オスの緑色の首はよく目立ち、光の当たり方で緑から青に変化しながら美しく反射します。オスのくちばしは黄色で、識別ポイントとして有効です。他のカモ同様、メスは地味な姿をしています。
飛翔姿はこんな感じで、オスは飛んでいてもその特徴がよくわかります。
さて、では、この写真のマガモはオスでしょうか?メスでしょうか?
くちばしは黄色でオスの特徴を持っていますが、首の緑色は出ていません。実はこのマガモは北の繁殖地から越冬のために渡ってきたばかりの非繁殖羽のオス個体です。越冬中に美しい色に換羽したオスは越冬地でメスとカップルを形成し、北の繁殖地に戻って子育てを行います。子育て中に繁殖羽は地味な非繁殖羽へと換羽し、その地味な非繁殖羽のまま越冬地に飛来してきます。地味な色で長旅を続ける方が、天敵に見つかり襲われる確率も低いでしょう。
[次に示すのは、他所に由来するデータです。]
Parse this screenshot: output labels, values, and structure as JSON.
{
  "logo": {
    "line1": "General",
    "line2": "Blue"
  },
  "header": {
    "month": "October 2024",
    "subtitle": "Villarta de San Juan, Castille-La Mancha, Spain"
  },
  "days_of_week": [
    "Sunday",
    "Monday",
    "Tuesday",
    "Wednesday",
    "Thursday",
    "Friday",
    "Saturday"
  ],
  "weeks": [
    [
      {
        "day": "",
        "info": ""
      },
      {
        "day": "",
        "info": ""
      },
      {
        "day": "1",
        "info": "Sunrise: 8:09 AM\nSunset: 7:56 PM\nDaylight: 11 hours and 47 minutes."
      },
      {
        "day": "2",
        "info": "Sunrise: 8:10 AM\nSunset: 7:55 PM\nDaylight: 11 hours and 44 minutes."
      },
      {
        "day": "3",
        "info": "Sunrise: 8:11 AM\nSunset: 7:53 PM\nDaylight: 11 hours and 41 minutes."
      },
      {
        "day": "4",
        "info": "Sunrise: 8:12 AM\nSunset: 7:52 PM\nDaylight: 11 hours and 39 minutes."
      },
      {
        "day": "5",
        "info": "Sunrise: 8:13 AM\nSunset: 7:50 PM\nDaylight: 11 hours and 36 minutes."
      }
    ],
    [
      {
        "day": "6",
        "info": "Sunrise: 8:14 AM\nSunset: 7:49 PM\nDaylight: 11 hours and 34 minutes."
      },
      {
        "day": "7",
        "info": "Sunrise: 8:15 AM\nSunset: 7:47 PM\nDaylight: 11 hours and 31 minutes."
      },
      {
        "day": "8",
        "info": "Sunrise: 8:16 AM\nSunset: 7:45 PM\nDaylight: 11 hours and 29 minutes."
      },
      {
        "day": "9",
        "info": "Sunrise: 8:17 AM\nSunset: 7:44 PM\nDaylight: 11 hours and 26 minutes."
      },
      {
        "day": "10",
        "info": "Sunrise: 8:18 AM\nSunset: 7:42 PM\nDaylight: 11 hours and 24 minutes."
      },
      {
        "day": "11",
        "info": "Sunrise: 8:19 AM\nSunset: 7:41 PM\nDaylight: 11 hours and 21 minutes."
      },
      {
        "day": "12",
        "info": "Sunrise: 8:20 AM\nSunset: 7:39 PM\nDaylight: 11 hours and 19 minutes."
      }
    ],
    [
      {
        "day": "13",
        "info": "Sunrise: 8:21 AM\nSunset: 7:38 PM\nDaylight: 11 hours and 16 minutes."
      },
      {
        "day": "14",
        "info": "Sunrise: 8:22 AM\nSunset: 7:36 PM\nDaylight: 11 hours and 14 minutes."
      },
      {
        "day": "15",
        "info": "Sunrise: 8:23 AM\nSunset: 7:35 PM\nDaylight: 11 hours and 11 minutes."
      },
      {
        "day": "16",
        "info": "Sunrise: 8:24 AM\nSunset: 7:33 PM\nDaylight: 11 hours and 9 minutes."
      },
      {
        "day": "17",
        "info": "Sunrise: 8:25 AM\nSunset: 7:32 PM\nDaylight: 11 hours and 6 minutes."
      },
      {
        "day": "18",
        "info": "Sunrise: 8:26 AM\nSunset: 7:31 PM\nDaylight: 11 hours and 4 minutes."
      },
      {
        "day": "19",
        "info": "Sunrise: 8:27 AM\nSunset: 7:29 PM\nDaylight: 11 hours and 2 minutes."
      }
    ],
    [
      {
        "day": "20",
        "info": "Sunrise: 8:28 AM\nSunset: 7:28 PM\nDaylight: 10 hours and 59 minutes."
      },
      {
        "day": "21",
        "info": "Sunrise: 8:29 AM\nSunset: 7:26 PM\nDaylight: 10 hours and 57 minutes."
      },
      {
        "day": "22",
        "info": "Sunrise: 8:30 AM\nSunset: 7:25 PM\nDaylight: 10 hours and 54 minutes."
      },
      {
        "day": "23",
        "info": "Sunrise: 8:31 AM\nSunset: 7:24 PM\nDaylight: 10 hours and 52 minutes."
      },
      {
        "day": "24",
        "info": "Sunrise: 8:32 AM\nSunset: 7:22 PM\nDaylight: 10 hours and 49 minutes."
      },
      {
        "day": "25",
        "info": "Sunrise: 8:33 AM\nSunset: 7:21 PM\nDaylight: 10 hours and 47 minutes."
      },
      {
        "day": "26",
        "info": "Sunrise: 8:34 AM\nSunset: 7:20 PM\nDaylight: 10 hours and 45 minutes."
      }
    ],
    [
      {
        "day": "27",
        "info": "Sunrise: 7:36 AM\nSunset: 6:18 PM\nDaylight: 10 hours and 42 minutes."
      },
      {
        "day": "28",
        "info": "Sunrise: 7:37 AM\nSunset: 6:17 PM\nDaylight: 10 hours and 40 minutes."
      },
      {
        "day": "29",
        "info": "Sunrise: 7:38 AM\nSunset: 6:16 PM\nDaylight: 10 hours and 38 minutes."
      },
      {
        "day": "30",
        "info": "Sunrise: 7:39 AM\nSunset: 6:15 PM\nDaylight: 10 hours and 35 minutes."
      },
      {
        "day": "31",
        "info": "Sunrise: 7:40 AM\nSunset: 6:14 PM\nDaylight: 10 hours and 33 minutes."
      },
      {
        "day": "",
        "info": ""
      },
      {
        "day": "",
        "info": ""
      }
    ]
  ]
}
野鳥観察者の間では、渡来時のオスの非繁殖羽の個体を「エクリプス」と呼ぶことがしばしばです。再び太陽が、すなわち美しい繁殖羽が現れる前の、一時的な地味な姿という日食のメージです。
マガモに限ったことではありませんが、越冬中のカモは猛禽類や哺乳類に常に狙われ続けています。写真は鳥取県で撮影した、マガモを捕まえたオジロワシです。但馬ではオジロワシの越冬飛来は極めてまれで、このようなシーンは見られないでしょうが、オオタカなどのタカがカモを襲います。
カモの世界は交雑種がしばしば見られます。繁殖地が重なる異種同士の交雑が起こり、両方の種の特徴を備えたハイブリッドが誕生します。この写真はマガモとカルガモのハイブリッドです。くちばしはカルガモ、頭部や尾羽にマガモの特徴が出ています。2種の名前を合わせて「マルガモ」と呼ばれることもあります。
マガモを飼いならして家禽化したものがアヒルです。アイガモはそのアヒルとマガモを交配して作られたカモで、私達がカモ料理で食するカモといえば、まずこのアイガモでしょう。カモ肉を食べるとき、そのルーツであるマガモのことをチラっと思い出してみてください。